Published on Sole24Ore – NT Lavoro – on 22/02/2023
The Court of Cassation, in its judgment 5288/2023 of 20 February, upholding an appeal for revocation based on Article 391-bis of the Code of Civil Procedure, provided a complete examination of the provisions of the NCBA of the tertiary sector on the protected period, in the sense of considering a protected period by summation, without prejudice to the autonomy of the separate periods of absence for illness and accident.
A worker was absent from work due to illness in two separate periods - respectively of 109 and 124 days - and was dismissed for exceeding the protected period. The Court of Appeal ruled that the measure was unlawful, interpreting the provisions of the NCBA of the tertiary sector as providing for a spell of 180 days in a row.
The Court of Cassation upheld the territorial court's interpretation of the combined provisions of Articles 175 and 177 of the NCBA of the tertiary sector, according to which, if an accident succeeds an illness, even without a break, a new and separate protected period of 180 days begins to run and only on its expiry can dismissal for the exceed protected period be made.
The company appealed against the decision of the Court of Cassation pursuant to Article 391-bis of the Code of Civil Procedure, in relation to the hypothesis provided by Article 395, number 4 of the same Code, pointing out that in the specific case the existence of episodes of illness and accident was incontrovertibly excluded. The worker, in fact, had been absent in two separate periods, for a total of more than 180 days, always due to illness.

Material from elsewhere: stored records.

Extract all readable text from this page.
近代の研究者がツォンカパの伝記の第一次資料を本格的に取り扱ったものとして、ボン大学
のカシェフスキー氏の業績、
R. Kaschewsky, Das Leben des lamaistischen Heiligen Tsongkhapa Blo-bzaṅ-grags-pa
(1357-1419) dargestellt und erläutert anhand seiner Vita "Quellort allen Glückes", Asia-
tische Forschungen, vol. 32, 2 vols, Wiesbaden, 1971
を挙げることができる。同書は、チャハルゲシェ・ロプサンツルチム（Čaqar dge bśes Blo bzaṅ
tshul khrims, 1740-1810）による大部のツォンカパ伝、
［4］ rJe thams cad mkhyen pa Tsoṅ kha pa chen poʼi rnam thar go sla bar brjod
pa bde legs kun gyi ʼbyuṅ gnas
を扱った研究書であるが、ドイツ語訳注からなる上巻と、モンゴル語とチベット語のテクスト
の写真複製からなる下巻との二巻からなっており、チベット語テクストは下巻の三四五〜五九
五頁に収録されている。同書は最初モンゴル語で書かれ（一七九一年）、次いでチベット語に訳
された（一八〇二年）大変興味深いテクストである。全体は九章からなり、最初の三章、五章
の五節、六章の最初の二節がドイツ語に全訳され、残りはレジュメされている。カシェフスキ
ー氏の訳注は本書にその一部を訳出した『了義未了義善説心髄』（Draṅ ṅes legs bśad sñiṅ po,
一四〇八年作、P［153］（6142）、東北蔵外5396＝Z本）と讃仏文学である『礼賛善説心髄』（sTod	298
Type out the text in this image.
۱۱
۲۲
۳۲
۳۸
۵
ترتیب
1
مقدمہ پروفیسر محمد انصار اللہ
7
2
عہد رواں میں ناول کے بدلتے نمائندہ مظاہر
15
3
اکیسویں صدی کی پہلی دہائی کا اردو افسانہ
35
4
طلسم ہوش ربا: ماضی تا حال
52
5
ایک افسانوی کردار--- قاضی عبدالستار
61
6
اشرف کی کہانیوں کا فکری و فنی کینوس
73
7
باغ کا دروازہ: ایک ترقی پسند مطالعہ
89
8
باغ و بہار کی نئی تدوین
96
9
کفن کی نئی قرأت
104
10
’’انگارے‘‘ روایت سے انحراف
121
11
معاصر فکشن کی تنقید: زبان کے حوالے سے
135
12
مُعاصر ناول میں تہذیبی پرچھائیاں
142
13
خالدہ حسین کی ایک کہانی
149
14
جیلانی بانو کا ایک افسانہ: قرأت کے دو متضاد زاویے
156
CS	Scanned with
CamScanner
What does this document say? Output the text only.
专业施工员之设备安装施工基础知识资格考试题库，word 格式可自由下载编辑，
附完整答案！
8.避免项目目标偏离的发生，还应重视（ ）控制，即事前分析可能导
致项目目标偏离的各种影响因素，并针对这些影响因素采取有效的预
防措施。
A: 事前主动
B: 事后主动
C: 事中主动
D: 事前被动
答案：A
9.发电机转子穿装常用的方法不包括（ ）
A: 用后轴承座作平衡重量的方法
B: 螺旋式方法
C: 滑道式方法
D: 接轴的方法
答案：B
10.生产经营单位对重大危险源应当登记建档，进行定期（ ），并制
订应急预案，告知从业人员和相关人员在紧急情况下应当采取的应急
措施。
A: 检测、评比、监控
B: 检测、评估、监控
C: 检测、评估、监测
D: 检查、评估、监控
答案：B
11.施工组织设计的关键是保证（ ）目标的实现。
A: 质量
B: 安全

The Court Cassation upheld the appeal, reminding that an appeal for revision of judgments of the Court of Cassation is allowed in the hypothesis of an error made in the reading of the acts internal to the judgment of legitimacy, which presupposes the existence of divergent representations of the same object, one emerging from the judgment and the other from the acts and documents of the case (Court of Cassation, Judgment no. 31032/2019) and is such as to have led the judge to base his assessment of the procedural situation on the supposed existence (or non-existence) of a fact, which was instead excluded (or acquired) in the reality of the trial.
In this case, it was incontrovertible from the court documents that the employee had taken two separate periods of absence, both for illness. Therefore, the Court of Cassation had rejected the company's appeal on the erroneous factual assumption that the absences had taken place first because of an accident and then because of illness.
With reference to the correct interpretation of the provisions of the NCBA of the tertiary sector on the protected period, the Court of Cassation refers to the text of the provisions cited, whereby in the event of illness the worker is entitled to keep his job 'for a maximum period of 180 days in the calendar year' (Article 175) and the same rules also apply to absences due to accident (Article 177). The statement in the minutes at the end of Article 177 further provides that, for the purposes of reaching the maximum period of job retention, the periods of time off for illness and accident are separate, each lasting 180 days.
For the Supreme Court, there is no doubt that the NCBA provides the possibility of exceeding the protected period by summation of distinct periods of illness: in this regard, the provision makes no reference to the consecutive or uninterrupted nature of the absences and the use of the singular in relation to “period” contradicts the possibility of considering the preservation of employment to be permitted in the face of several periods of absence in the calendar year, each of 180 days.
Lastly, recalling its own well-established orientation, the Court notes how the temporal reference to the calendar year clearly shows the intention of the social parties not to limit the protected period to a single morbid event, "given that for this purpose it would have been sufficient to establish that the illness should not have exceeded 180 days" (Court of Cassation 1973/1984).